Firstly, try to use (i) namespaces and (ii) unequivocal variable names, e.g.:
>>> from nltk import PCFG
>>> from nltk.parse import ViterbiParser
>>> import urllib.request
>>> response = urllib.request.urlopen('https://raw.githubusercontent.com/salmanahmad/6.863/master/Labs/Assignment5/Code/wsjp.cfg')
>>> wsjp = response.read().decode('utf8')
>>> grammar = PCFG.fromstring(wsjp)
>>> parser = ViterbiParser(grammar)
>>> list(parser.parse('turn off the lights'.split()))
[ProbabilisticTree('S', [ProbabilisticTree('VP', [ProbabilisticTree('VB', ['turn']) (p=0.002082678), ProbabilisticTree('PRT', [ProbabilisticTree('RP', ['off']) (p=0.1089101771)]) (p=0.10768769667270556), ProbabilisticTree('NP', [ProbabilisticTree('DT', ['the']) (p=0.7396712852), ProbabilisticTree('NNS', ['lights']) (p=4.61672e-05)]) (p=4.4236397464693323e-07)]) (p=1.0999324002161311e-13)]) (p=2.5385077255727538e-14)]
If we look at the grammar:
>>> grammar.check_coverage('please turn off the lights'.split())

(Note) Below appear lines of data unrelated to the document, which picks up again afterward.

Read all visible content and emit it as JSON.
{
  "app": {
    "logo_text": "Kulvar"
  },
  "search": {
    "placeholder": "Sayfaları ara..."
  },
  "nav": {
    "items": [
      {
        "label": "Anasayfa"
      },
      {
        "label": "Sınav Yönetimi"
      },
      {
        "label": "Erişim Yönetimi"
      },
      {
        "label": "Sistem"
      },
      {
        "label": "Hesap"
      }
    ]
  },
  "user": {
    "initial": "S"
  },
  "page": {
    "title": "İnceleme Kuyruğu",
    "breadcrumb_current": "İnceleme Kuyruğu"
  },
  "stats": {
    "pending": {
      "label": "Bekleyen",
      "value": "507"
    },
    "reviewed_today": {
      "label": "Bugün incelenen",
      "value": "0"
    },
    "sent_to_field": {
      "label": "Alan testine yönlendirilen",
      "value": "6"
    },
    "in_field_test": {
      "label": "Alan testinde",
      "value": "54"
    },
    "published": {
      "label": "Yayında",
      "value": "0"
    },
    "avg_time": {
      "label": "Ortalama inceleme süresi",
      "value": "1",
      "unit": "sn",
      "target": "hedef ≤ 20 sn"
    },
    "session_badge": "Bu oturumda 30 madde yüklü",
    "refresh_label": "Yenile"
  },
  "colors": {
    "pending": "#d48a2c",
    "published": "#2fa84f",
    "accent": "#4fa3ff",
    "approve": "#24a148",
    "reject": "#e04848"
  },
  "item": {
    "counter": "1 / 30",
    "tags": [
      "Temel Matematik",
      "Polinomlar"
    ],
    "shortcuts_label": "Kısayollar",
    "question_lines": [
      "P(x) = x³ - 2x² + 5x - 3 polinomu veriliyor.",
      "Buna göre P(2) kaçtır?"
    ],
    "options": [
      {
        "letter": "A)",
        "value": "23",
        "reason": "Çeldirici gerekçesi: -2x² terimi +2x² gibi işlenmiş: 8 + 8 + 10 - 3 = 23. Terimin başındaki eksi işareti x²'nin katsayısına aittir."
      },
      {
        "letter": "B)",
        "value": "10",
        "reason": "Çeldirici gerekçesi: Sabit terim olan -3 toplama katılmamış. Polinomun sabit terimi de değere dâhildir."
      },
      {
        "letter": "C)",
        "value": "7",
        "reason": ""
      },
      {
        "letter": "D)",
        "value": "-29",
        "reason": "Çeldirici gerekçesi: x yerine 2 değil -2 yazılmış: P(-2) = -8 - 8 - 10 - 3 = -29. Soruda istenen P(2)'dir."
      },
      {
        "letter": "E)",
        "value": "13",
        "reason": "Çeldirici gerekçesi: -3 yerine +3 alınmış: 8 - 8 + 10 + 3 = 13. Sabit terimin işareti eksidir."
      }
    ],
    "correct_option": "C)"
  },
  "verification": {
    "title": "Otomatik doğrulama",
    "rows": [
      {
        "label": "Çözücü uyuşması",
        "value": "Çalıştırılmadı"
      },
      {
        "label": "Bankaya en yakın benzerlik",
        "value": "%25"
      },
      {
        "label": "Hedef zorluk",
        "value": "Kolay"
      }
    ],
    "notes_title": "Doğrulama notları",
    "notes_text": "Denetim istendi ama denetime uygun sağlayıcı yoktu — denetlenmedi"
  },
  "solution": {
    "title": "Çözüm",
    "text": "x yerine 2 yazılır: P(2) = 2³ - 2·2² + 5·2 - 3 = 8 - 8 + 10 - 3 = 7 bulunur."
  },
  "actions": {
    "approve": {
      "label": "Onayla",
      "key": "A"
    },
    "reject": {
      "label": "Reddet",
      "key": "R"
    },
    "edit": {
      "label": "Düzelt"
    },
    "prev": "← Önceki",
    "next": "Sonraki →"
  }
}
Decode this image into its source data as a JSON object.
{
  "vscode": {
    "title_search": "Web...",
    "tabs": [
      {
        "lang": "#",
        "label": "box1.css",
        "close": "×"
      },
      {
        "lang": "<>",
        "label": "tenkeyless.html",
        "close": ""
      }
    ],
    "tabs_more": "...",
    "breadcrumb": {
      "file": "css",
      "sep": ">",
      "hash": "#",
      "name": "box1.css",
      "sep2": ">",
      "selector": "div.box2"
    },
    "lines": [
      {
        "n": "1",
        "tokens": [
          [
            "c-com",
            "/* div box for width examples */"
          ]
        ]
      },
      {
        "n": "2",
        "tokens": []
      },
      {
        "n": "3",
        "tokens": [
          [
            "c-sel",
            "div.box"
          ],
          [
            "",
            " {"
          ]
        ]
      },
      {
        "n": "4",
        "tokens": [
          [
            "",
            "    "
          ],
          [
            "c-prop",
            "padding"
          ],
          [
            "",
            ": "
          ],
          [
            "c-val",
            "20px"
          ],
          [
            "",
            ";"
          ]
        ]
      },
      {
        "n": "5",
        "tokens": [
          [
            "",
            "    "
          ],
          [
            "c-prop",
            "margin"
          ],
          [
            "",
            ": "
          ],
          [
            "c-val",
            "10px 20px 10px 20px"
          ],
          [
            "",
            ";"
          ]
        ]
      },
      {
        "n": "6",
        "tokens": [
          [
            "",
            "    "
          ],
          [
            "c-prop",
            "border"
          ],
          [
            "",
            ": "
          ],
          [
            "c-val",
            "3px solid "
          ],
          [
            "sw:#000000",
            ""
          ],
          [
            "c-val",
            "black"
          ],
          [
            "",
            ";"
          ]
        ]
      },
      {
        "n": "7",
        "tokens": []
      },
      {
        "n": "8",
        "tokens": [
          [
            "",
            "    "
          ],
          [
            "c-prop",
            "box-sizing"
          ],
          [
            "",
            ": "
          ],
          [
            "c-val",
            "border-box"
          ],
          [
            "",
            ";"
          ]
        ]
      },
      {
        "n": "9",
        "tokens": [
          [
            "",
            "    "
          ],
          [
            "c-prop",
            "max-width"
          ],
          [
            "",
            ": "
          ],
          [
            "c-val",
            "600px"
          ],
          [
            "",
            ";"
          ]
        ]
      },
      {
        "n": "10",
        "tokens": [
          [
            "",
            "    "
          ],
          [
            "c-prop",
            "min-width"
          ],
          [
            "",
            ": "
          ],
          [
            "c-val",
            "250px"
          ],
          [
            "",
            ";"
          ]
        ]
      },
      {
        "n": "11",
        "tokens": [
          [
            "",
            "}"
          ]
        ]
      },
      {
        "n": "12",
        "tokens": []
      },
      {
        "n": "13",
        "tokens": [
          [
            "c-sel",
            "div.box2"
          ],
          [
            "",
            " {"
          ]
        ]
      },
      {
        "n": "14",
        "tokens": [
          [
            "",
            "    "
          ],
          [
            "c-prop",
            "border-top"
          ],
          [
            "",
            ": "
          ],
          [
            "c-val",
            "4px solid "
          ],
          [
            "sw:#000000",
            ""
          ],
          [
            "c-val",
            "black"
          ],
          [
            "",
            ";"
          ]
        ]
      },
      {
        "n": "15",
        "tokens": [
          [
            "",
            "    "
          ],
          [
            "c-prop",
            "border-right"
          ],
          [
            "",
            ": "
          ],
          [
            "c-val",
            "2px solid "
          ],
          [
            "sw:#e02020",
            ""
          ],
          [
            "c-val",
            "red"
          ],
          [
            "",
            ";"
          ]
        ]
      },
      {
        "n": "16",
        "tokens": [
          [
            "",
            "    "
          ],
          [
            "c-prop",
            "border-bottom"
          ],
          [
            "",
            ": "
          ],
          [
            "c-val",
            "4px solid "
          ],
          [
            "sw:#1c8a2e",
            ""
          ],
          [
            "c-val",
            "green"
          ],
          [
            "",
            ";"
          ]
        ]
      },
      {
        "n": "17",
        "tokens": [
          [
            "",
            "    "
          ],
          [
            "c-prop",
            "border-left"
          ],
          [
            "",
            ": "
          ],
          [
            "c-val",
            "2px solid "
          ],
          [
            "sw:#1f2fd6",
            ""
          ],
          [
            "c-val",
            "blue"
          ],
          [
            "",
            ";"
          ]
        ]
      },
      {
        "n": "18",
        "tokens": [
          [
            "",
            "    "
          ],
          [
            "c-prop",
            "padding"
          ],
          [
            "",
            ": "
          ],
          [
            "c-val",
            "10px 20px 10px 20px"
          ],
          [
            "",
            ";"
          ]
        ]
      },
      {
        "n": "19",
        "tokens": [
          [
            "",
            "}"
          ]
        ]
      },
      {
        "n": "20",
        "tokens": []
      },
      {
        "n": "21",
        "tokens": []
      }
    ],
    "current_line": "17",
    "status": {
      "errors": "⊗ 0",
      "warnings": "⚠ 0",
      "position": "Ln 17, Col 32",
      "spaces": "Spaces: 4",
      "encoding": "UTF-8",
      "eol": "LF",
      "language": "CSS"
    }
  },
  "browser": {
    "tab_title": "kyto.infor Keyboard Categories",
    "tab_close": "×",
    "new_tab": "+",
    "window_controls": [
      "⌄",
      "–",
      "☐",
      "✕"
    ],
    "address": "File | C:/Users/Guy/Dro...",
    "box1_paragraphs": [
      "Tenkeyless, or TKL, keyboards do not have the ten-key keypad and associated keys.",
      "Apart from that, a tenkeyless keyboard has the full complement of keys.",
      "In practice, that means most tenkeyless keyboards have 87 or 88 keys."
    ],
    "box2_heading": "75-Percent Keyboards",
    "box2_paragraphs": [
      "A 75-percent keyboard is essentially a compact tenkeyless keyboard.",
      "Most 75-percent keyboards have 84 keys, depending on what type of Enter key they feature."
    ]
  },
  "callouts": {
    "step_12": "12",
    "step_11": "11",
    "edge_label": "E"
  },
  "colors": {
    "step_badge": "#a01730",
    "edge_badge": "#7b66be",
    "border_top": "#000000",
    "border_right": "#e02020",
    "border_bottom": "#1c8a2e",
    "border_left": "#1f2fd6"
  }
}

Traceback (most recent call last):
File "<stdin>", line 1, in <module>
File "/usr/local/lib/python3.4/dist-packages/nltk/grammar.py", line 631, in check_coverage
"input words: %r." % missing)
ValueError: Grammar does not cover some of the input words: "'please'".
To resolve the unknown word issues, there're several options:
Use wildcard
non-terminals nodes to replace the unknown words. Find some way to replace the words that the grammar don't cover from check_coverage()
with the wildcard
, then parse the sentence with the wildcard
- this will usually decrease the parser's accuracy unless you have specifically train the PCFG with a grammar that handles unknown words and the wildcard is a superset of the unknown words.
Go back to your grammar production file that you have before creating the learning the PCFG with learn_pcfg.py
and add all possible words in the terminal productions.
Add the unknown words into your pcfg grammar and then renormalize the weights, given either very small weights to the unknown words (you can also try smarter smoothing/interpolation techniques)
Since this is a homework question I will not give the answer with the full code. But the hints above should be enough to resolve the problem.